Core Fundamentals
Every large system that has ever fallen over did so for a reason that traces back to something on this page. A checkout page that times out on Black Friday, an API that double-charges a customer because a retry fired twice, a database that locks up the moment traffic triples. None of those are exotic problems. They are failures to respect the basics: how fast a system answers, how much it can handle at once, what happens when you add a second server, and what a request is allowed to assume about the request before it.
Core fundamentals is the vocabulary and the mental model everything else is built on. Before you can reason about message queues, sharding, or consensus, you need to know the difference between latency and throughput, why a stateless service scales and a stateful one fights you, and when ACID guarantees are worth the cost versus when you trade them away for availability. The 26 lessons here are the foundation. Get them right and the advanced material reads like common sense. Skip them and you will keep relearning the same lessons in production, at 3 AM, with customers watching.
Performance: latency, throughput, and bandwidth are not the same thing
People use these three words interchangeably and then make bad decisions because of it. Latency is how long one request takes from send to response, measured in milliseconds. Throughput is how many requests you can complete per second. Bandwidth is the raw capacity of the pipe, how much data can move through it. A system can have low latency and low throughput, or high throughput and terrible latency. They move independently.

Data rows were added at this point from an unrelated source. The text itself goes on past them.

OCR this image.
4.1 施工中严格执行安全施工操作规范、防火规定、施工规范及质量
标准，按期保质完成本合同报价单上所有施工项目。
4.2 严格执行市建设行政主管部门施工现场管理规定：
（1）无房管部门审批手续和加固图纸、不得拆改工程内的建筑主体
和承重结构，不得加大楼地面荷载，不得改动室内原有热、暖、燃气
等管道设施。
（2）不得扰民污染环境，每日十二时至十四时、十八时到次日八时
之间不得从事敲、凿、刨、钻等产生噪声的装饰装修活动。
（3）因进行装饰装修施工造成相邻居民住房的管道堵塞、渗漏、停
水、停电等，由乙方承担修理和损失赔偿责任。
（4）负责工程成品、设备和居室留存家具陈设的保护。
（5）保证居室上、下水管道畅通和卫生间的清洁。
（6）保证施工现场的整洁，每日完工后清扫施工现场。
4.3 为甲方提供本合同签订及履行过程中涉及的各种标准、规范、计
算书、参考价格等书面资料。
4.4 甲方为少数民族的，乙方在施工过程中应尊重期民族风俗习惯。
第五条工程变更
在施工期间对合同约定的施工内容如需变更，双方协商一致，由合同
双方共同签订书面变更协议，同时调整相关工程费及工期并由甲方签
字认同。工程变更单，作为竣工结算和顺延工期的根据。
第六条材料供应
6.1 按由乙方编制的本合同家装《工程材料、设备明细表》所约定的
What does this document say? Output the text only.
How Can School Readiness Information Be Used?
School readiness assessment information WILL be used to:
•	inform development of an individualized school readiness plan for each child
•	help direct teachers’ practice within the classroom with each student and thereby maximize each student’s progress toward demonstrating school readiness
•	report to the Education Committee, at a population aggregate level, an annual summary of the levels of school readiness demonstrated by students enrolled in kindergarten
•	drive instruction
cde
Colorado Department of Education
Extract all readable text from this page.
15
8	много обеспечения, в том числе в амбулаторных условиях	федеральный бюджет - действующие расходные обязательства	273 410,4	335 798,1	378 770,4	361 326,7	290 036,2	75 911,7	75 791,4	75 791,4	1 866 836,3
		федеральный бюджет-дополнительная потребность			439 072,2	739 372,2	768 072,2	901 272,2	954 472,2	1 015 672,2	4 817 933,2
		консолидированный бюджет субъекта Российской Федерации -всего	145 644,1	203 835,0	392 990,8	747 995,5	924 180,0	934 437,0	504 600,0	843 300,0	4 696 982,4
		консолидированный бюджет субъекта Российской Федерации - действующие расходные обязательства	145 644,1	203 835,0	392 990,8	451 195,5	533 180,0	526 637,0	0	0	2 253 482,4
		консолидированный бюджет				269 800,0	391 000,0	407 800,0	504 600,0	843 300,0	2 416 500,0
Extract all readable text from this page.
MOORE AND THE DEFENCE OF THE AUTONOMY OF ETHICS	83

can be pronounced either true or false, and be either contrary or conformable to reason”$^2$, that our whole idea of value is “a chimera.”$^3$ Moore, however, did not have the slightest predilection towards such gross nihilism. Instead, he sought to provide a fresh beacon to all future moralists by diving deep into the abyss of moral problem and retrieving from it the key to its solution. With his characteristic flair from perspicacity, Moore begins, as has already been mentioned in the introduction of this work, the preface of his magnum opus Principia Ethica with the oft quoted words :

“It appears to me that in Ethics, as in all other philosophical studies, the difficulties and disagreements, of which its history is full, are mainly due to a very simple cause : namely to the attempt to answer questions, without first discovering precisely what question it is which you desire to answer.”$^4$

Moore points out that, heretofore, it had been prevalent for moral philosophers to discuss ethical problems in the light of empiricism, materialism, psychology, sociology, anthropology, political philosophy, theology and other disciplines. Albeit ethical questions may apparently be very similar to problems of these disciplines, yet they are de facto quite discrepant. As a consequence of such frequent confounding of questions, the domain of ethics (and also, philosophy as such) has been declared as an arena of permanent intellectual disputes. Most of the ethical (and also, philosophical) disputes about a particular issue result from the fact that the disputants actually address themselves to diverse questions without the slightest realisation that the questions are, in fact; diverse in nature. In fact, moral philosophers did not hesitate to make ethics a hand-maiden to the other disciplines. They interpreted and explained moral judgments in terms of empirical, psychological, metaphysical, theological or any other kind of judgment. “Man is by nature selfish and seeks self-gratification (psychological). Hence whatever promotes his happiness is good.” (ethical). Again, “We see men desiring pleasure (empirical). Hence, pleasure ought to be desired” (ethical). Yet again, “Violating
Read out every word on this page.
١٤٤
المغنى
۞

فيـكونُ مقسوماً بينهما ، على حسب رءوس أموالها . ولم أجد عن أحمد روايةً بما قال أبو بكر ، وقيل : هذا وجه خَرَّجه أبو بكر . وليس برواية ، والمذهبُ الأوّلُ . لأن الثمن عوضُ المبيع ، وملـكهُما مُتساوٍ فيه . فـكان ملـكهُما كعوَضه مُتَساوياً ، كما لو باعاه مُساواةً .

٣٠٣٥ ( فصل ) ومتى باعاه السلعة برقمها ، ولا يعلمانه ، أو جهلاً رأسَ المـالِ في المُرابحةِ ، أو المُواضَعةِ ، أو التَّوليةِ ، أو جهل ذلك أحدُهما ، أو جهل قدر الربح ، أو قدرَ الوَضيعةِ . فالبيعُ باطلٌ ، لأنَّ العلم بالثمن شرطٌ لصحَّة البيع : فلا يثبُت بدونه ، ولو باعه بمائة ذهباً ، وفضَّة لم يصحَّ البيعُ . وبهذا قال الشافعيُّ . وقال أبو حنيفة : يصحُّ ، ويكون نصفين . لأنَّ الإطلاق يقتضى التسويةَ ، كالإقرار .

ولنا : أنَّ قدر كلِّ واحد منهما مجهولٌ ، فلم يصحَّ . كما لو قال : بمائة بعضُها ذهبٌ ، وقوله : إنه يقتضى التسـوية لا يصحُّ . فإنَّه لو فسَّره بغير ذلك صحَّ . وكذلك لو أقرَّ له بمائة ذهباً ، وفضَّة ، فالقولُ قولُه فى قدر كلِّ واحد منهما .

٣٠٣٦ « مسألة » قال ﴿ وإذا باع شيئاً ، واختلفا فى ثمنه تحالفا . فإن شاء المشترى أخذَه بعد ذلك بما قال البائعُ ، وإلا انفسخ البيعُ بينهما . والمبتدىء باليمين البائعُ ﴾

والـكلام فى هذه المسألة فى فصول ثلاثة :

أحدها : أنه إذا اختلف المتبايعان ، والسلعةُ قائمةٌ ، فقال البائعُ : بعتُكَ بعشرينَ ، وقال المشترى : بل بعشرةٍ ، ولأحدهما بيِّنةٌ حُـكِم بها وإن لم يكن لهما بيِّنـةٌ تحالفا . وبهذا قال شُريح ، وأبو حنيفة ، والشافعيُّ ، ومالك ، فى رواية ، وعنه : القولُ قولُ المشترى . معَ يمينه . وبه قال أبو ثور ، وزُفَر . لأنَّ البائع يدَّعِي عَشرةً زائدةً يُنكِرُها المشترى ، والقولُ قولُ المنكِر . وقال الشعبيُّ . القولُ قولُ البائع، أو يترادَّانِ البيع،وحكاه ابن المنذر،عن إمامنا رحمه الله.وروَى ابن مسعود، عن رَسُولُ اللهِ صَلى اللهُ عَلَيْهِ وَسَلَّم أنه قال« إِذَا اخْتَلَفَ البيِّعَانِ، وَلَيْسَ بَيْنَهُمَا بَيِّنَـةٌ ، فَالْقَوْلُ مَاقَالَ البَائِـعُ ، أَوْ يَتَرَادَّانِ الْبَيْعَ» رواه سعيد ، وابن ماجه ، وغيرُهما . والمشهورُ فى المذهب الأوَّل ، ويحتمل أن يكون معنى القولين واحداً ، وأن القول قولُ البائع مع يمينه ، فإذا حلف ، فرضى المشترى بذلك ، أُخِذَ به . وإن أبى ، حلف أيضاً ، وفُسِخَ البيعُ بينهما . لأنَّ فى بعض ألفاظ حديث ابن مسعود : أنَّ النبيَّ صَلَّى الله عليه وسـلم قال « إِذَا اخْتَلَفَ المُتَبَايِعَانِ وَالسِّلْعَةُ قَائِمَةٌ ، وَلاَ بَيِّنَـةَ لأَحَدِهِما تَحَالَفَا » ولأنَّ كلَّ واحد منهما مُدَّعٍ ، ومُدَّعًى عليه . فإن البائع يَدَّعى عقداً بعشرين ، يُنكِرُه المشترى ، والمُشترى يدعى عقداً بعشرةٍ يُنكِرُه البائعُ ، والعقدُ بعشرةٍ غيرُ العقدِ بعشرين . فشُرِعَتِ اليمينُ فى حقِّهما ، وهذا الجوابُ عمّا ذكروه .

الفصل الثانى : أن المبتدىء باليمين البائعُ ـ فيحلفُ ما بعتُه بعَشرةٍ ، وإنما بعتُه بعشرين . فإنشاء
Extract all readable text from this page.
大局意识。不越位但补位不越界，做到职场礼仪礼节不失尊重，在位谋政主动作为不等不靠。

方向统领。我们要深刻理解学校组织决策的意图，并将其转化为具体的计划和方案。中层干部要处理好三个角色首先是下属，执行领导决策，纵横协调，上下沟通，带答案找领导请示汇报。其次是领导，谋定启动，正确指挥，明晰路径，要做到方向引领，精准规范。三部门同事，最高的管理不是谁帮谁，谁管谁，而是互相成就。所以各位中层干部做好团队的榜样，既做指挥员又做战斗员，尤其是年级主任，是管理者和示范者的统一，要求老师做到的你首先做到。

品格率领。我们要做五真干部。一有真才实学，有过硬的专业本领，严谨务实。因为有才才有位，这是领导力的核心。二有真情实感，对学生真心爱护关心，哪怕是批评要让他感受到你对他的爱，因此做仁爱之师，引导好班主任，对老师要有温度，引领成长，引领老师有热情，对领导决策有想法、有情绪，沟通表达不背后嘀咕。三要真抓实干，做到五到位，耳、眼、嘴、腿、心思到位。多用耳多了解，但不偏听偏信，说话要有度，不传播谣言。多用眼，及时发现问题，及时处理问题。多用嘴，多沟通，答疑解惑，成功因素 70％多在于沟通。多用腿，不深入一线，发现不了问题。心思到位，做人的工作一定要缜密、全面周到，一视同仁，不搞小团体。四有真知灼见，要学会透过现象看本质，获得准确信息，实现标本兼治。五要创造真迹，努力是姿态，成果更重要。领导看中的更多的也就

The classic trap is optimizing one and assuming the other followed. You speed up a single database query and feel good, but under load the server is queuing requests and the latency a real user sees has tripled. Or you add bandwidth expecting things to feel faster, but the bottleneck was processing time, not the network, so nothing changes. The slowest component dominates total latency. A 500ms database call makes your 1ms network irrelevant.
The lessons on synchronous and asynchronous processing connect directly here. A synchronous call makes the caller wait for the result, which is simple to reason about but ties up resources and stacks latency. Asynchronous processing lets the caller move on while the work happens in the background, which is how you keep throughput high when individual operations are slow. Knowing which one a given workload needs is one of the most common real design decisions you will make.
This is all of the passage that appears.